Deeply unconvinced, my friend devoured a chocolate vegan cupcake as if that somehow settled the matter. What greater trust could there be in the prospect of immortality?
As it happened, two days later Wink, my wife, and I met old college buddies at a Colonial-era inn on the bank of the Delaware River in Pennsylvania. George Washington once knocked on the door of the place but was turned away by the proprietor, a Tory loyal to the British crown. Even then, you couldn’t duck politics.
The inn was in yuletide overdrive — wreaths and holly and Bing Crosby, the works.
Hoping not to dampen the mood, I nevertheless recalled my conversation with the 55-year-old and asked our companions what they thought about, you know, the inevitable.
As devout churchgoers, Walter and Kathy have thought this through.
There will be heaven and it will be bliss, they declared. Walter, a learned fellow who happens to be an ordained minister, offered his professional perspective. He described a place of peace, harmony and redemption. Kathy imagined lovely vistas and gentle people.
We all will “shed” our worst impulses, Walter promised, mischievously sipping an Earl Grey martini. As for the transition — the instant of earthly liftoff — nothing alarming. “It will be like walking from one room to the other.”

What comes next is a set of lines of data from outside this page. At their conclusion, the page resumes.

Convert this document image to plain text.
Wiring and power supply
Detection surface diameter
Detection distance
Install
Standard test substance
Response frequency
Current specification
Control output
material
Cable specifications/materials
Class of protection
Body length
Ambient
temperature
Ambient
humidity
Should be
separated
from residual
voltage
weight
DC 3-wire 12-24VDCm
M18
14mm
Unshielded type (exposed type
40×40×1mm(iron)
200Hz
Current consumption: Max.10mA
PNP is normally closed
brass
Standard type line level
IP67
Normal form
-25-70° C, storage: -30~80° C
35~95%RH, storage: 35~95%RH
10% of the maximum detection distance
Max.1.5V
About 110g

What a nice thought — from one room to another. Comforted for the moment, I nodded and looked outside at the bridge and swift-moving Delaware below. How long would the currents swirl? How long had it been so? Yes, and how high is up?
We moved easily to other matters — our old school days in the Midwest, family updates, a tiptoe into politics, good-natured and prudently brief. Walter and Kathy recently had been to Britain and showed us gorgeous photos. We spoke of food and television shows.
We gave each other small gifts to signify the season. Walter and I had double espressos.
It was grand.
On the way home, fighting traffic on the interstate and then in Brooklyn, I thought of years gone by, Christmases past, friends lost and those still here. A backup on the elevated Gowanus Expressway looked exactly as it had when I was driving my father’s dollar-green ’51 Ford. Somehow, I found significance in that, too.
That’s how it works, right?
One minute you’re changing lanes on the Gowanus or eating a tofu crabcake, the next you’re contemplating the meaning of life.
Everyone has a private notion of what comes next and eternal thoughts are apt to arrive when we are least prepared — sudden as Santa in the fireplace.
Like everyone else, I’d like to know the unknowable — be sure there was space in that glorious arrival lounge Walter mentioned — but that can never be.
Hey, you know what? Let’s worry about that another time.
Much too heavy, don’t you think?
For now, friends, sit back, chill out, enjoy the season.
Merry Christmas to all.
And to all a good night.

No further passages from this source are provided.